I was curious to see how their flagship wine holds up after 10 years. So I opened a 2001 and a 2002 Felton Road Block 5 Pinot Noir. The 2001 still displays concentrated black cherry fruit on the front palate, and it moves seamlessly to forest floor characteristics on the back palate. Overall the wine displays an attractive moorish character. The flavours last, and the wine finishes with silky tannins.

This is a rare, but good example of the benefit of cellaring Pinot Noir for quite some time. It now delivers the complexity built in, not just upfront fruit. I am convinced this wine will still drink well in five years.

Score: 95/++

The 2002 Block 5 is a bit lighter and not as gritty as the 2001. It still shows silky tannins and has a lasting finish.

Score: 94/++

Sunday, August 7, 2011

Voyager Estate Chenin Blanc

If you were to put a list together of the grape varieties with the worst image in Australia, Chenin Blanc would be at or near the top. Many Chenin Blancs used to be sweet, sugary and with no distinctive flavour. I must admit, I have not been tempted often to select a Chenin Blanc.

However, one should be careful with preconceived ideas. The 2010 Voyager Estate Chenin Blanc is excellent. It has more depth of flavour than its cousin, your average Sauvignon Blanc, it is crisp and refreshing, more so than your average Semillon, with lovely citrus flavours, not grassy.

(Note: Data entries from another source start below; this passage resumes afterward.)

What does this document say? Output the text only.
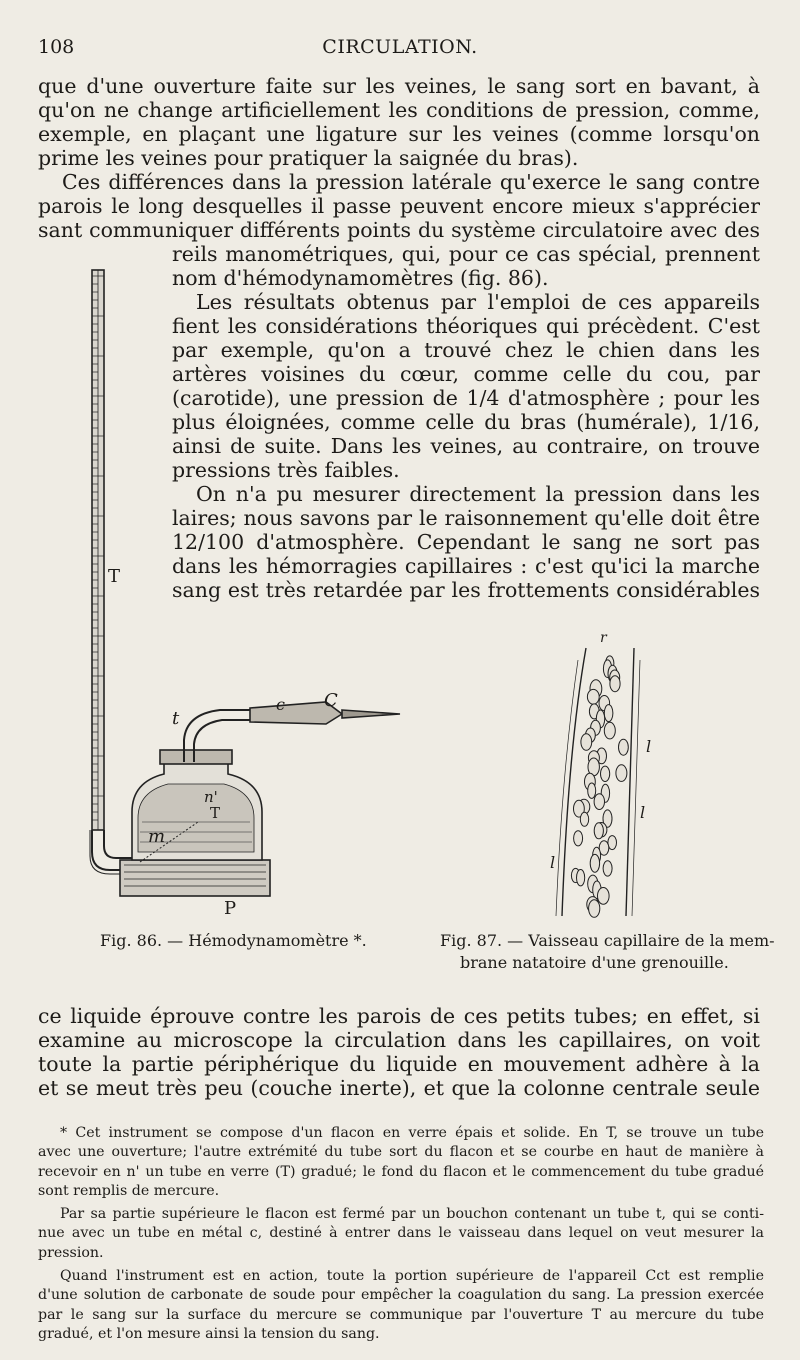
108	CIRCULATION.
que d'une ouverture faite sur les veines, le sang sort en bavant, à
qu'on ne change artificiellement les conditions de pression, comme,
exemple, en plaçant une ligature sur les veines (comme lorsqu'on
prime les veines pour pratiquer la saignée du bras).
Ces différences dans la pression latérale qu'exerce le sang contre
parois le long desquelles il passe peuvent encore mieux s'apprécier
sant communiquer différents points du système circulatoire avec des
reils manométriques, qui, pour ce cas spécial, prennent
nom d'hémodynamomètres (fig. 86).
Les résultats obtenus par l'emploi de ces appareils
fient les considérations théoriques qui précèdent. C'est
par exemple, qu'on a trouvé chez le chien dans les
artères voisines du cœur, comme celle du cou, par
(carotide), une pression de 1/4 d'atmosphère ; pour les
plus éloignées, comme celle du bras (humérale), 1/16,
ainsi de suite. Dans les veines, au contraire, on trouve
pressions très faibles.
On n'a pu mesurer directement la pression dans les
laires; nous savons par le raisonnement qu'elle doit être
12/100 d'atmosphère. Cependant le sang ne sort pas
dans les hémorragies capillaires : c'est qu'ici la marche
sang est très retardée par les frottements considérables
T
t
c C
n'
T
m
P
r
l
l
l
Fig. 86. — Hémodynamomètre *.	Fig. 87. — Vaisseau capillaire de la mem-
brane natatoire d'une grenouille.
ce liquide éprouve contre les parois de ces petits tubes; en effet, si
examine au microscope la circulation dans les capillaires, on voit
toute la partie périphérique du liquide en mouvement adhère à la
et se meut très peu (couche inerte), et que la colonne centrale seule
* Cet instrument se compose d'un flacon en verre épais et solide. En T, se trouve un tube
avec une ouverture; l'autre extrémité du tube sort du flacon et se courbe en haut de manière à
recevoir en n' un tube en verre (T) gradué; le fond du flacon et le commencement du tube gradué
sont remplis de mercure.
Par sa partie supérieure le flacon est fermé par un bouchon contenant un tube t, qui se conti-
nue avec un tube en métal c, destiné à entrer dans le vaisseau dans lequel on veut mesurer la
pression.
Quand l'instrument est en action, toute la portion supérieure de l'appareil Cct est remplie
d'une solution de carbonate de soude pour empêcher la coagulation du sang. La pression exercée
par le sang sur la surface du mercure se communique par l'ouverture T au mercure du tube
gradué, et l'on mesure ainsi la tension du sang.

This wine would be excellent with white fish or sushi and it is great value for (not much) money from a high quality producer.

Score: 91/+++

Monday, August 1, 2011

Spinifex 2009 Releases

I admire the work that Peter Schell does at Spinifex. I missed two tastings of his latest releases on the weekend. Has anyone tried these? What are your thoughts?

Exotics at Becasse

If you want to explore unusual wines, you may order the degustation menu at Becasse. We had
- 2009 Sylvaner, Domaine Jorg, Alsace
- 2009 Grace Koshu, Yamanashi, Koshy (Japan)
-2009 Alvaro Castro, Dao, Portugal
as whites, and
-2009 Pinot Noir, Oakridge, Yarra Valley
-2007 Meandro Do Vale Meao from Douro, Portugal, which is a blend of Touriga Nacional, Tinta Roriz, Touriga Franca, Tinto Cao and Tinto Sousao
-2003 Tokaji, Chateau Derejla.

Is this just for effect or did it make sense, you may ask. Not easy to answer. Generally all wines were good food wines. As a result, they did not stand out individually other than the Douro from Portugal, which I thought was a great wine.